Me levanto rápido encarando eles enquanto vejo eles caminharem ao meu redor. Como não percebi a emboscada?

- Chamou os amigos pra não levar uma surra de novo ó grande lorde?

Pergunto sentindo a repulsa correr por meu corpo e a raiva misturada ao medo subir por minha garganta, eles estavam observando Padruig, sabiam de nossa ligação.

- Ainda tem coragem de falar? Interessante.. vamos ver por quanto tempo vai se manter de pé.

Sorrio nervosa procurando por uma brecha para fugir, olho para os homens grandes e fortes, com músculos fartos, treinados e bem alimentados. Ha um arqueiro entre eles, correr não é uma boa idéia, uma flecha seria cravada em minhas costas com facilidade mas se eu o derrubar então posso correr. Mas como posso correr e deixar Padruig?

Lentamente movo minha mão até a faca de caça presa a minha cintura, o primeiro homem se aproxima desarmado e tenta certar um soco em meu rosto, desvio passando faca por seu abdômen mas apenas o arranho. Xingo e solto a capa de meu pescoço a deixando cair no chão e olhando para todos meus inimigos. Sinto meu coração bater forte.

- A ladra deve morrer.

Um dos homens fala correndo em minha direção, me coloco em posição e desvio do segundo golpe, ele também está com uma longa adaga e tenta me acertar, me esquivo e em um giro chuto sua mão fazendo sua adaga cair.

- Morrer por roubar comida? Já não estão gordos o suficiente? Deixam o povo morrer de fome apenas para manter seus estômagos cheios durante a noite.

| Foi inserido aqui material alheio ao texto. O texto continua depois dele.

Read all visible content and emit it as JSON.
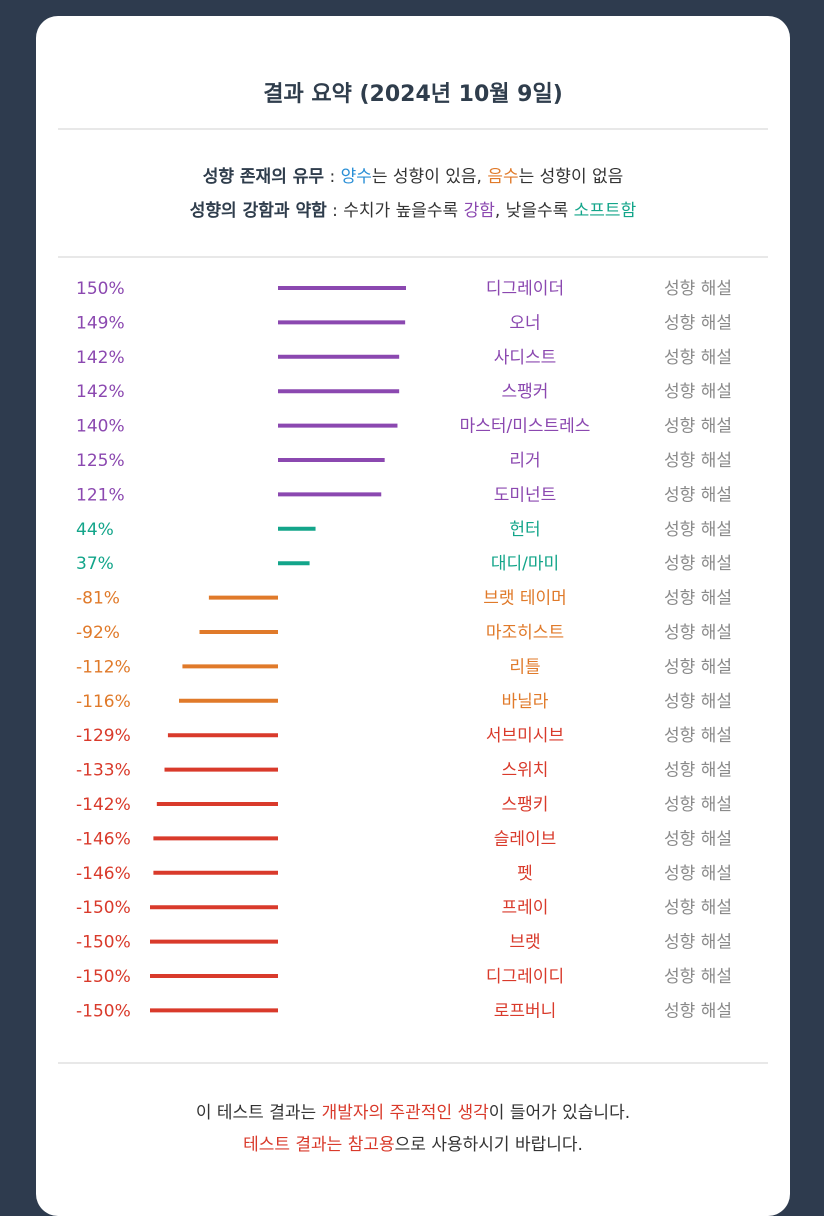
{
  "header": {
    "title": "결과 요약 (2024년 10월 9일)"
  },
  "legend": {
    "line1": {
      "label": "성향 존재의 유무",
      "sep": " : ",
      "pos_word": "양수",
      "pos_rest": "는 성향이 있음, ",
      "neg_word": "음수",
      "neg_rest": "는 성향이 없음"
    },
    "line2": {
      "label": "성향의 강함과 약함",
      "sep": " : ",
      "text1": "수치가 높을수록 ",
      "strong_word": "강함",
      "text2": ", 낮을수록 ",
      "soft_word": "소프트함"
    }
  },
  "colors": {
    "strong_positive": "#8b48b0",
    "weak_positive": "#13a58a",
    "weak_negative": "#e07a2a",
    "strong_negative": "#d93a2b",
    "explain": "#8a8a8a"
  },
  "chart_data": {
    "type": "bar",
    "orientation": "horizontal-diverging",
    "unit": "%",
    "explain_label": "성향 해설",
    "items": [
      {
        "name": "디그레이더",
        "value": 150,
        "label": "150%",
        "group": "strong_positive"
      },
      {
        "name": "오너",
        "value": 149,
        "label": "149%",
        "group": "strong_positive"
      },
      {
        "name": "사디스트",
        "value": 142,
        "label": "142%",
        "group": "strong_positive"
      },
      {
        "name": "스팽커",
        "value": 142,
        "label": "142%",
        "group": "strong_positive"
      },
      {
        "name": "마스터/미스트레스",
        "value": 140,
        "label": "140%",
        "group": "strong_positive"
      },
      {
        "name": "리거",
        "value": 125,
        "label": "125%",
        "group": "strong_positive"
      },
      {
        "name": "도미넌트",
        "value": 121,
        "label": "121%",
        "group": "strong_positive"
      },
      {
        "name": "헌터",
        "value": 44,
        "label": "44%",
        "group": "weak_positive"
      },
      {
        "name": "대디/마미",
        "value": 37,
        "label": "37%",
        "group": "weak_positive"
      },
      {
        "name": "브랫 테이머",
        "value": -81,
        "label": "-81%",
        "group": "weak_negative"
      },
      {
        "name": "마조히스트",
        "value": -92,
        "label": "-92%",
        "group": "weak_negative"
      },
      {
        "name": "리틀",
        "value": -112,
        "label": "-112%",
        "group": "weak_negative"
      },
      {
        "name": "바닐라",
        "value": -116,
        "label": "-116%",
        "group": "weak_negative"
      },
      {
        "name": "서브미시브",
        "value": -129,
        "label": "-129%",
        "group": "strong_negative"
      },
      {
        "name": "스위치",
        "value": -133,
        "label": "-133%",
        "group": "strong_negative"
      },
      {
        "name": "스팽키",
        "value": -142,
        "label": "-142%",
        "group": "strong_negative"
      },
      {
        "name": "슬레이브",
        "value": -146,
        "label": "-146%",
        "group": "strong_negative"
      },
      {
        "name": "펫",
        "value": -146,
        "label": "-146%",
        "group": "strong_negative"
      },
      {
        "name": "프레이",
        "value": -150,
        "label": "-150%",
        "group": "strong_negative"
      },
      {
        "name": "브랫",
        "value": -150,
        "label": "-150%",
        "group": "strong_negative"
      },
      {
        "name": "디그레이디",
        "value": -150,
        "label": "-150%",
        "group": "strong_negative"
      },
      {
        "name": "로프버니",
        "value": -150,
        "label": "-150%",
        "group": "strong_negative"
      }
    ]
  },
  "footer": {
    "line1_a": "이 테스트 결과는 ",
    "line1_b": "개발자의 주관적인 생각",
    "line1_c": "이 들어가 있습니다.",
    "line2_a": "테스트 결과는 참고용",
    "line2_b": "으로 사용하시기 바랍니다."
  }
}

Acerto as pernas do homem que tinha a adaga fazendo com que o mesmo caia de joelhos e então acerto seu rosto, escuto outro se aproximar por trás e o chuto ainda de costas mas então sinto um punho acertar meu abdômen, arfo com o golpe e em poucos instantes sinto meus braços serem segurados por um homem atrás de mim, o primeiro homem volta a aparecer a minha frente e antes que eu me solte sinto seu punho acertar meu rosto, o gosto de sangue invade minha boca e sinto meu corpo ser jogado no chão.

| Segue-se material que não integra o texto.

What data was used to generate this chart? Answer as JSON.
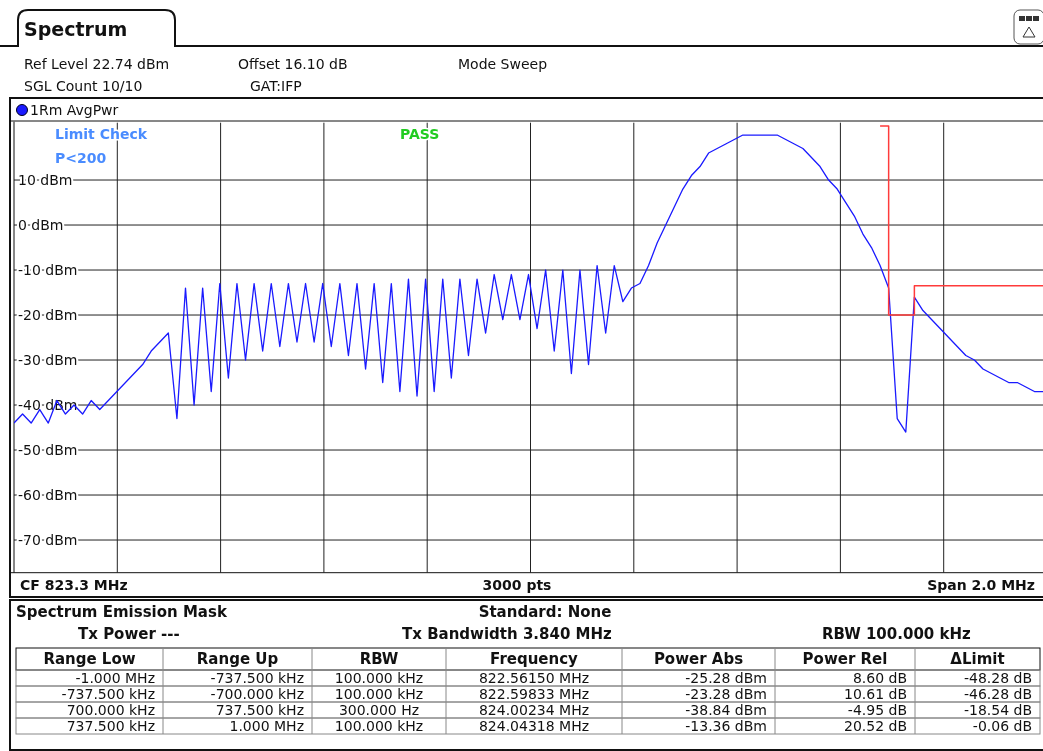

Antes que eu consiga me levantar o maior deles, o mesmo da cozinha para a minha frente e coloca seu pé sobre minha mão direita, consigo escutar meus ossos estalarem e pela primeira vez grito, sinto meus olhos lacrimejar com a dor e grito novamente quando ele força ainda mais seu pé o mexendo sobre minha mão.

Escuto os outros lordes o incentivando e então um pé acerta meu abdômen, um chute atrás do outro, alguns acertam meu rosto e corpo.

Então escuto um grito masculino e vejo um dos homens cair ao meu lado, gritando com uma flecha em seu ombro.

- Aileana..

Escuto a voz conhecida de Padruig, os golpes param e consigo me virar ainda no chão vendo Padruig com seu arco apontado para os homens.

- Não Padruig... Vai embora velho idiota.

Digo tossindo sangue, vejo os lordes irem na direção dele e antes que eu consiga me erguer por completo vejo Padruig cair com uma flecha em seu peito. Grito ao ver seu corpo se chocar no chão e sinto minhas pernas se moverem desesperadamente em sua direção, caio ao seu lado.

- Não, por favor não... Padruig.

Toco seu rosto sem perceber mais os homens parados ao nosso redor. Vejo a flecha e me viro para os lordes.

- Façam alguma coisa por favor, ajudem ele... eu imploro, ele não fez nada..

Os homens apenas olham para mim e vejo um deles puxar um pequeno punhal e dar um passo a frente.

- Deixem que ela viva.. deixei Aileana viver.

Ele é interrompido pela voz do maior, sinto nojo ao ouvir meu nome sair de sua boca.

Escuto Padruig tossir e me viro para ele.

- Aguenta velho... você precisa aguentar firme.

Digo enquanto escuto os passos dos lordes se afastar.

- Preciso levar você pra dentro... Pre..Preciso..

Me engasgo em minhas próprias lágrimas.

- Aileana... você sa..be que não adianta.

Escuto a voz dele engasgada em seu sangue.

- Por que Padruig?

Me debruço sobre ele sentindo as lágrimas escorrerem por meu rosto.

- Menina... Você é minha única filha..

Sinto minha visão embaçar e soluços se misturarem ao meu choro, ele nunca me chamou de filha antes.

- Fique quieto... você vai ficar bem.

Digo tentando me convencer e então puxo a flecha tentando impedir o sangramento com as mãos. Vejo ele erguer com dificuldade seu grande arco e o empurrar para mim.

- Fique com ele.. tenha.. uma boa vida.

Pego seu arco e o jogo para o lado mas quando me viro vejo seus olhos sem brilho, ele não está mais comigo, grito, sinto como se meu peito se rasgasse por dentro e então apenas escuro.